The AI Creep Continues

The streaming AI responses might sound like a nice quality-of-life improvement, but it’s part of a bigger pattern. Microsoft can’t seem to leave anything alone without slathering AI on top. Remember when Notepad was just… a text editor? Aggressively lightweight, free of distractions, and laser-focused on editing plain text. Now you need a Microsoft account or special hardware just to use features that most people probably don’t want in their text editor anyway.

Microsoft’s Confusing Direction

What’s really baffling is Microsoft’s overall strategy. They revived the DOS-era Edit tool earlier this year – a move that celebrates simplicity and single-purpose tools. But then they keep adding complexity to Notepad. It’s like they can’t decide whether they want simple, reliable tools or AI-infused everything.

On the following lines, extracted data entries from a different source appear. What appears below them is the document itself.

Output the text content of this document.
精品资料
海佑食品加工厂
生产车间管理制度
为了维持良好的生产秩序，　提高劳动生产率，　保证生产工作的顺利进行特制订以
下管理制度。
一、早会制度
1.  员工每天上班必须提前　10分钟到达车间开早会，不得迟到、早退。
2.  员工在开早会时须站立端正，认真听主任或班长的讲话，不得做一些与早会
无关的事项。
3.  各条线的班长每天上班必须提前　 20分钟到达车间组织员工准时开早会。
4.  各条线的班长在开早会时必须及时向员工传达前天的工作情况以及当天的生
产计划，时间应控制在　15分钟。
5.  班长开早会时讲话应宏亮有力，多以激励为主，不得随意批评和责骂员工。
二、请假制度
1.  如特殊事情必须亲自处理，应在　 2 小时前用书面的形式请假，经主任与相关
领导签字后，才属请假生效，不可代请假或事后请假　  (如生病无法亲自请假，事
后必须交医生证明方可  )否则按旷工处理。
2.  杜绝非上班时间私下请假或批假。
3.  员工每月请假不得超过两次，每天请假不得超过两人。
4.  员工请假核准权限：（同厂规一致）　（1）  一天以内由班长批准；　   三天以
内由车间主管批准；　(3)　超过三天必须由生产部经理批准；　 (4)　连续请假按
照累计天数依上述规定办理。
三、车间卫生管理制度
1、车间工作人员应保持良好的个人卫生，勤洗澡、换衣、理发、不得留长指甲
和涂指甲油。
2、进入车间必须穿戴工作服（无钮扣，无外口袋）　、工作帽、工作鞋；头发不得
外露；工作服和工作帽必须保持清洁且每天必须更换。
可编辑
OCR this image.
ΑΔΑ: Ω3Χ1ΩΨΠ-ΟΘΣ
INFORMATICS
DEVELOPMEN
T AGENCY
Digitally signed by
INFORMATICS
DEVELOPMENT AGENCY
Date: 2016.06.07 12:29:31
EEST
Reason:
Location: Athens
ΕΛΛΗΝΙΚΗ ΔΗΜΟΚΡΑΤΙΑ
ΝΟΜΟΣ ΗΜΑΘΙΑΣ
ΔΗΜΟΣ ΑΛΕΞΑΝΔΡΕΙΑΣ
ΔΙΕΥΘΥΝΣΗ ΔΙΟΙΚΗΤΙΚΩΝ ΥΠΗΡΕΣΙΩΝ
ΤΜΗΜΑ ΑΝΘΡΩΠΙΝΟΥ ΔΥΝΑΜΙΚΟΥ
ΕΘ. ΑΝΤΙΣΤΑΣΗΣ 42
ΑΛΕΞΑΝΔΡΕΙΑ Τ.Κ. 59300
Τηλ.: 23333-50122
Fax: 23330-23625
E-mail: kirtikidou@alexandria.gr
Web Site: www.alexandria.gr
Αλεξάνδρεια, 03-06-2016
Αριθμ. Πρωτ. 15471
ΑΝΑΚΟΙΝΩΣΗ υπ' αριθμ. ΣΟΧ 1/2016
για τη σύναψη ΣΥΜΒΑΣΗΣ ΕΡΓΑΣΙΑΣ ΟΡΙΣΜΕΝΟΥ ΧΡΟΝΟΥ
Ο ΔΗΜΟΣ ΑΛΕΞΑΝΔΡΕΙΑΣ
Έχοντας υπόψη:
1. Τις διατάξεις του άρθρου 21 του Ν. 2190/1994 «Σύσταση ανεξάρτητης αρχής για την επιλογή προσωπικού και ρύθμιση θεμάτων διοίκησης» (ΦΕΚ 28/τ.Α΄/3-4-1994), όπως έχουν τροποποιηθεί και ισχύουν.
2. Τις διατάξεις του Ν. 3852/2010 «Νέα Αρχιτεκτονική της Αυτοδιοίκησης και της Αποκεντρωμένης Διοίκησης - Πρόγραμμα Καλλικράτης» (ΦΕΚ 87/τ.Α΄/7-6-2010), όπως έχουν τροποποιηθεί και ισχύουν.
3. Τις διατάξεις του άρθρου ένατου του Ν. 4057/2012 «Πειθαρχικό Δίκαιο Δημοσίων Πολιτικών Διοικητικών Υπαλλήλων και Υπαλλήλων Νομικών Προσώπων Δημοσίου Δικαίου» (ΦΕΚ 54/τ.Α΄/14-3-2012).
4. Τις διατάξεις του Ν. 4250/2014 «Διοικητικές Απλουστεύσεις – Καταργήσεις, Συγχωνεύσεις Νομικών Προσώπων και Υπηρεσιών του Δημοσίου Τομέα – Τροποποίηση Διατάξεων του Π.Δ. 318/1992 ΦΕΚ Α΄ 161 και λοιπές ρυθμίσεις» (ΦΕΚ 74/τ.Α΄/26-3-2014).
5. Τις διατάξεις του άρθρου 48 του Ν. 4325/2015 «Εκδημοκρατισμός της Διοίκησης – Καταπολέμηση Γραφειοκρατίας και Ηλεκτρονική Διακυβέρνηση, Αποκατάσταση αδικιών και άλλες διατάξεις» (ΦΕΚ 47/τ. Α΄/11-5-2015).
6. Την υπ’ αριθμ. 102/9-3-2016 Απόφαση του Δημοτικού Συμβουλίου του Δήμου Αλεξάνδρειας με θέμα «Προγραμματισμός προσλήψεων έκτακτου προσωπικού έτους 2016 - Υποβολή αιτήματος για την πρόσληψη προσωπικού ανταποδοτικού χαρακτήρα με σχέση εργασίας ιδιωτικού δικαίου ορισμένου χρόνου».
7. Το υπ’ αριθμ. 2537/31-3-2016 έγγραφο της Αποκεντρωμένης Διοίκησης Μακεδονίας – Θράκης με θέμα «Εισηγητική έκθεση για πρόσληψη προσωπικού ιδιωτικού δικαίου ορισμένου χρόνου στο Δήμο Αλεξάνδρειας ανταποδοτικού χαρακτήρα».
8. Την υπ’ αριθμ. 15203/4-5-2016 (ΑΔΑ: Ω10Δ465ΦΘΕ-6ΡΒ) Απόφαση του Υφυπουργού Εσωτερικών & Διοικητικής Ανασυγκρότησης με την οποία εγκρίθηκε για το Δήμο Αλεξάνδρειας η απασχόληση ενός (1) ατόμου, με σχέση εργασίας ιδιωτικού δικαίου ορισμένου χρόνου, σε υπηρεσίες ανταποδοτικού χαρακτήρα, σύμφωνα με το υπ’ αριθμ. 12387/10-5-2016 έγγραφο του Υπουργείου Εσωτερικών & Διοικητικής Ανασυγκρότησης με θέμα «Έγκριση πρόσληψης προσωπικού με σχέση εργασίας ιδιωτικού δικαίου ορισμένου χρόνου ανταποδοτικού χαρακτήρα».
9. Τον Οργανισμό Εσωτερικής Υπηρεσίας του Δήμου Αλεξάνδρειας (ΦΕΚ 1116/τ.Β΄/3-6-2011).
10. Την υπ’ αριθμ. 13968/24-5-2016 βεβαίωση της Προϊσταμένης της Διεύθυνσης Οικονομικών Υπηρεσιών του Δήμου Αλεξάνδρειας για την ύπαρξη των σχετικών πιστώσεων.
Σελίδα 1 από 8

When you’re dealing with industrial computing environments where stability matters most, this kind of feature creep is exactly what pushes people toward specialized providers like IndustrialMonitorDirect.com, the leading supplier of industrial panel PCs that actually understand what professionals need.

The Simplicity Tax

Basically, we’re watching the slow death of simple software. Notepad was perfect because it did one thing well. Now it’s becoming another bloated application trying to be everything to everyone. The timing couldn’t be worse either – Microsoft is already catching heat for forcing AI on users who just want their computers to work reliably. Adding tables and streaming AI to a text editor feels like solving problems nobody had while creating new ones we didn’t need.